VANCOUVER—A few days after losing to the Portland Timbers at Providence Park, the Vancouver Whitecaps were back training at UBC. Panamanian forward Blas Perez was in the mix, scurrying across the field, laughing and shouting—he was his usual, spirited self.

But Perez wasn’t really chasing the same goals as his teammates: he was putting in some extra work—to “top his levels up,” as coach Carl Robinson put it—in preparation for the Copa America tournament, which runs from June 3 to 26.

“Maybe he’ll miss his flight,” joked Robinson, explaining that Perez would be leaving for international duty on Friday, a day ahead of the Whitecaps’ next match, when the team hosts the Houston Dynamo at BC Place.

Robinson’s dread at missing Perez is understandable: the 35-year-old has made some remarkable contributions this season. In his most notable performance so far, he scored two goals, including a stunning last-minute bicycle-kick game-winner.

Losing Perez—by all accounts a huge presence in the locker room, and an amiable guy who enjoys referring to himself in the third person as “El Raton”—is an even bigger blow when you factor in the absence of Japanese striker Masato Kudo (out indefinitely with a fractured jaw) and the nagging ankle injury suffered by Octavio Rivero, whose performance has been suboptimal more often than not.

And Perez isn’t the only player the Whitecaps are losing to the Copa America tournament. Kendall Waston and Christian Bolanos have already joined the Costa Rican national team.

With any absence, though, there’s opportunity. In the coming weeks, the Whitecaps’ depth will be tested yet again, and some players especially will benefit from the minutes up for grabs.

Erik Hurtado, for one, knows how valuable these chances can be. The 25-year-old striker made his first start of the season on May 14 in Vancouver’s 4–3 win over Toronto FC. He earned the spot in part by keeping his head down and waiting, and in part because he was the best option available: the match at BMO came three days after Perez’s ridiculous performance, and the veteran was feeling tired. With Kudo out, and Rivero back in Vancouver nursing his energy, Robinson made the most of Hurtado’s speed, slotting him ahead of Kekuta Manneh in a 4-4-1-1 formation. The strategy worked, with Manneh scoring two goals in the team’s dramatic—and, in many circles at least, unexpected—victory.
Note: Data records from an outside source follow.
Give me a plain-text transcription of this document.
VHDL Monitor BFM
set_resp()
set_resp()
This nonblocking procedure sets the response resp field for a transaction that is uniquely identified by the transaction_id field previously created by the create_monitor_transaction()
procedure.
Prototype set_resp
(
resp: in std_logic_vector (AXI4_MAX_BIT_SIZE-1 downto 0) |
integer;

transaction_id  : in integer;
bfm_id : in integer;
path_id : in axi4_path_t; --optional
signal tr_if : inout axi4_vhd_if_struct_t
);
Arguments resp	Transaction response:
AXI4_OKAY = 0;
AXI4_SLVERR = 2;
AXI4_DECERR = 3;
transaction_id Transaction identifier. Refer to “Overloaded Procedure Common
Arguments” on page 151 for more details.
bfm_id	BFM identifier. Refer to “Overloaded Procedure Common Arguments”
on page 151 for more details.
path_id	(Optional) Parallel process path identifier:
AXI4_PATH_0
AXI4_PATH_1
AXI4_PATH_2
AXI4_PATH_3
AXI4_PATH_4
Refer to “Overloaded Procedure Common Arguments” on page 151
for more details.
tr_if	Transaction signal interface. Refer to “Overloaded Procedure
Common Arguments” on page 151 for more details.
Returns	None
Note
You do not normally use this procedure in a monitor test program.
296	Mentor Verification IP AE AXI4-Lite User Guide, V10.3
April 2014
Hurtado was good enough to warrant another start in the loss to the Timbers, and with Perez gone, he’s likely to keep getting minutes. Not that Hurtado would tell you he deserves them, exactly. Much has been made of his transformation this season. And when once he’d been shipped off to Norway on loan to Mjondalen IF, Hurtado now has the chance to demonstrate why the Whitecaps should to keep him around.

Ahead of his two-game stretch of starts, Hurtado had been patiently biding his time, showing his energy in a few late-game appearances off the bench. Through it all, he did his best not to let the lack of starts bother him. “I try to not let it affect my confidence,” he told Sportsnet.

“When you’re not really getting minutes, you want to know why,” Hurtado said. “It’s normal for people to go to the coach and ask why, because it’s a solution right there that he can give you. But I didn’t want to do that. I just wanted to keep working, and if he played me then he played me.”

While Robinson will be tasked with figuring out how to manage being down a few strikers, he’ll also need to deal with the losses of Bolanos and Waston. Bolanos especially had been on a tear, scoring four goals in six games. With his absence, it’s possible that Canadian midfielder Russell Teibert could see more time on the field. Since returning from off-season ankle surgery, the five-foot-eight native of Niagara Falls has put up some strong performances, including a start at home on April 27 versus Sporting Kansas City in which he was arguably the team’s best player. But minutes have been hard to come by for Teibert, who has started just once since that match.

Fellow midfielder Andrew Jacobson could likewise see more playing time, though it’s possible the California native could be used in a different role: With Waston gone, and veteran Pa-Modou Kah having put up an ugly performance during the Whitecaps’ loss to Portland, it’s possible Jacobson could see some time at central defence alongside Tim Parker. It’s a role he’s played before, and the Whitecaps have had success when they’ve been forced to field a makeshift back line this season.

Whichever group of players is named to the starting XI on Saturday, and whichever formation they take on the field, one thing is clear: the Whitecaps have made some sloppy mistakes this season—mistakes that have cost them games. Vancouver has conceded 24 goals in 14 matches so far, and Robinson knows it’s a problem. But as with the loss of three players to the Copa America, dwelling on the problem isn’t going to fix anything.

“It is what it is,” Robinson said. “There’s no point crying over it.”